Wings and Prayers

Most big airports come equipped with round-the-clock clerics -- but for some reason MIA has lost its religion

When the unthinkable happens -- when a commercial airliner plummets to Earth in a mass of twisted metal and flames -- the emergency-response team dispatched to the crash site includes firefighters, rescue workers, investigators, and priests. Specially trained by the nonprofit National Catholic Conference of Airport Chaplains, the priests are well-versed in grief counseling tailored to what the NCCAC handbook, entitled "Ministry of the Moment," refers to as "immense catastrophic loss of life." Normally, in addition to a first aid kit, each priest carries a canteen of holy water strapped to his waist. Alerted by beeper in the event of a crash, the chaplains fan out to five positions: the crash site, the airport chapel, the local hospital, the airline's employee lounge (where the downed crew's comrades congregate), and the Group Room, where airlines send crash victims' families to wait.

But not in Miami.
"After what happened with the ValuJet crash, I wish we did have a chapel here in Miami," says Lauren Gail, public relations director at Miami International Airport. "Airlines are supposed to take care of the victims' families, but a lot of times they just don't. No one from ValuJet did anything. My staff had to take tissues and water in to the families and provide all the emotional support. My people are trained in PR and communications, not psychology. A lot of my staffers ended up needing grief counseling themselves, the ordeal was so traumatic. We desperately needed airport chaplains for help."

Across the nation, 30 urban airports are equipped with chapels staffed by NCCAC chaplains. (This includes all the so-called hubs except Los Angeles International, whose chapel was damaged in an earthquake.) There once was a chapel at MIA, but it was shut down during the 1980s -- for a reason so weird that only the American Airlines employees who were around at the time can believe it.

Chapels began springing up at airports 50 years ago because pilots and flight attendants demanded them. In order to avoid church-state conflicts that might arise from allowing houses of worship on publicly owned grounds, the sanctuaries are funded by the airlines, which pay rent for them the same way they rent other terminal space -- via landing fees assessed on a per-ton basis -- or through direct donations. In addition to providing support after major disasters, airport chaplains also perform memorial services for deceased crew members and offer more routine interfaith services and stress counseling to the men and women whose jobs require that they hurtle along at 500 mph, six miles up in the air, on a regular basis. Over the years the chaplains have provided one other service: When an airline strike looms, they offer their chapel space and their prayers to unions in need of a place to talk without fear of being eavesdropped upon.

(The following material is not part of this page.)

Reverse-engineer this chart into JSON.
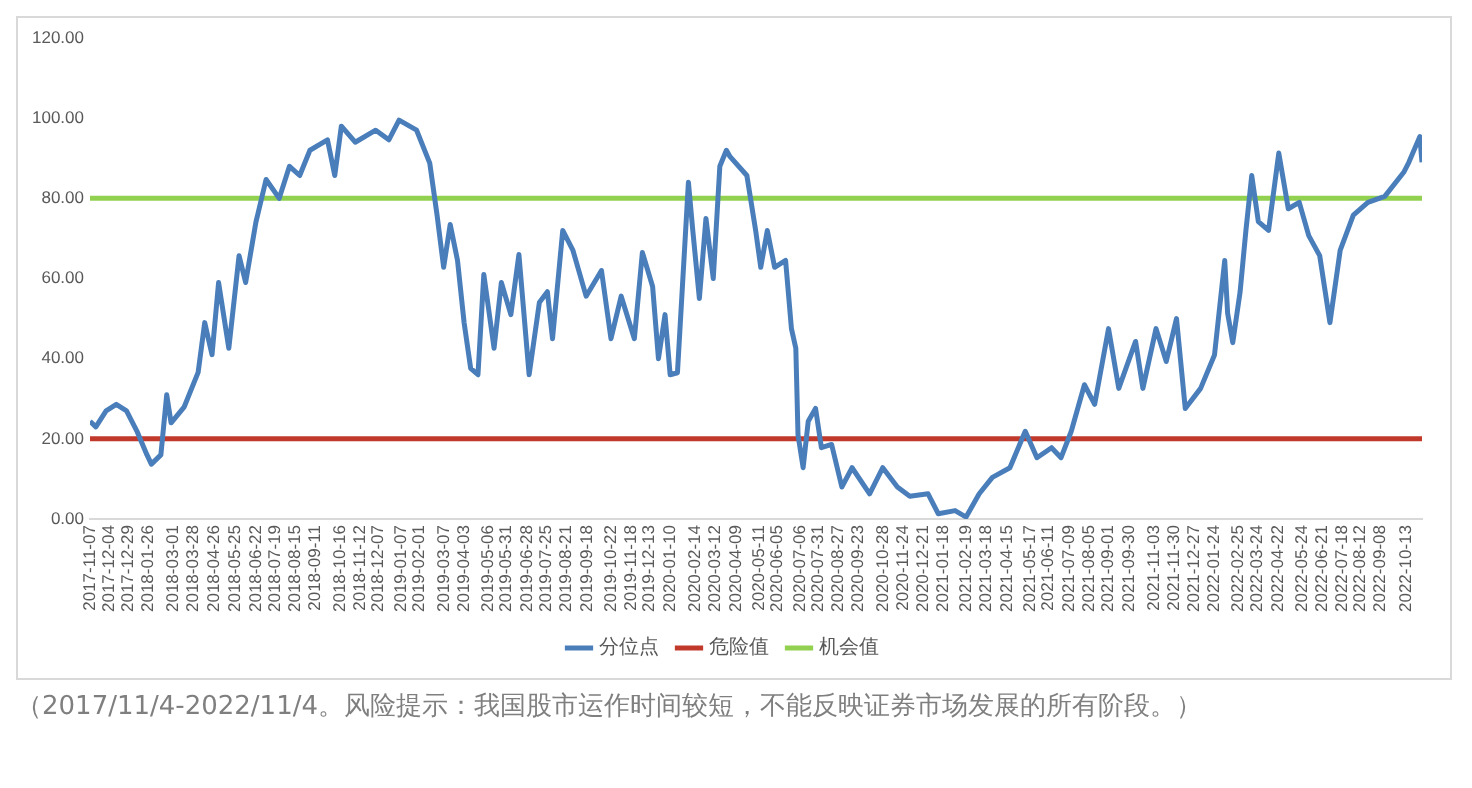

In fact, the NCCAC's training program examines labor issues and conflicts from the control tower to the cockpit, so that priests can act as intermediaries if asked. "We don't take sides. Chaplains consider both labor and management part of our flocks," asserts Father John Jamnicky, director of the O'Hare International Airport-based nonprofit. "If management asked, we'd give them the same space and spiritual counsel we give unions. But they have executive meeting rooms. And corporate attorneys guide them."

Though the official cause of death remains shrouded in bureaucratic hemming and hawing, some say it is that last function, as an informal union hall, that explains the demise of MIA's chapel. What is certain is this: The sanctuary, which had bounced through six locales in Concourse E over the years, ceased to exist sometime in the mid-1980s when American Airlines, its principal donor, decided to stop funding it.

Miami is what airline executives refer to as a "junior base," a place where new hires and younger pilots get their career tickets punched. And, says Debbie Thompson, who was organizing for the Association of Professional Flight Attendants in the 1970s, it is also a union hotbed. This month, as American's pilots vote on their contract, Miami remains the heart of the diehard pro-strike contingent. "Activists from all the American unions met in the chapel and talked about common safety issues, harassment, discrimination," Thompson recalls. "Because priests, instead of waitresses, were passing around the doughnuts and coffee, pilots listened to us more politely than they would have in a cocktail lounge. It was a first for a lot of them -- respecting stewardesses."

According to Thompson and other union activists, American's move to nix MIA's chapel was management's way of sabotaging the spiritual solidarity the space fostered among workers. Through the decade's ensuing strike threats, employees would cobble together ad hoc chapels -- complete with silk flowers and props such as crosses and yarmulkes -- in various conference rooms.

"I don't know the real reason we quit funding a Miami chapel, but the decision would have been made by local supervisors then," comments John Carpenter, American's vice president for governmental affairs, speaking from the airline's Dallas-Fort Worth headquarters. "As a corporation, American can separate a labor from a spiritual issue. I'm Catholic. I look for a chapel whenever I'm in an airport. I respect the work the chaplains are doing. If Miami-based employees make their wishes known to their supervisors enough, eventually it will drift up to the corporate level and a decision can be made for chapel funding."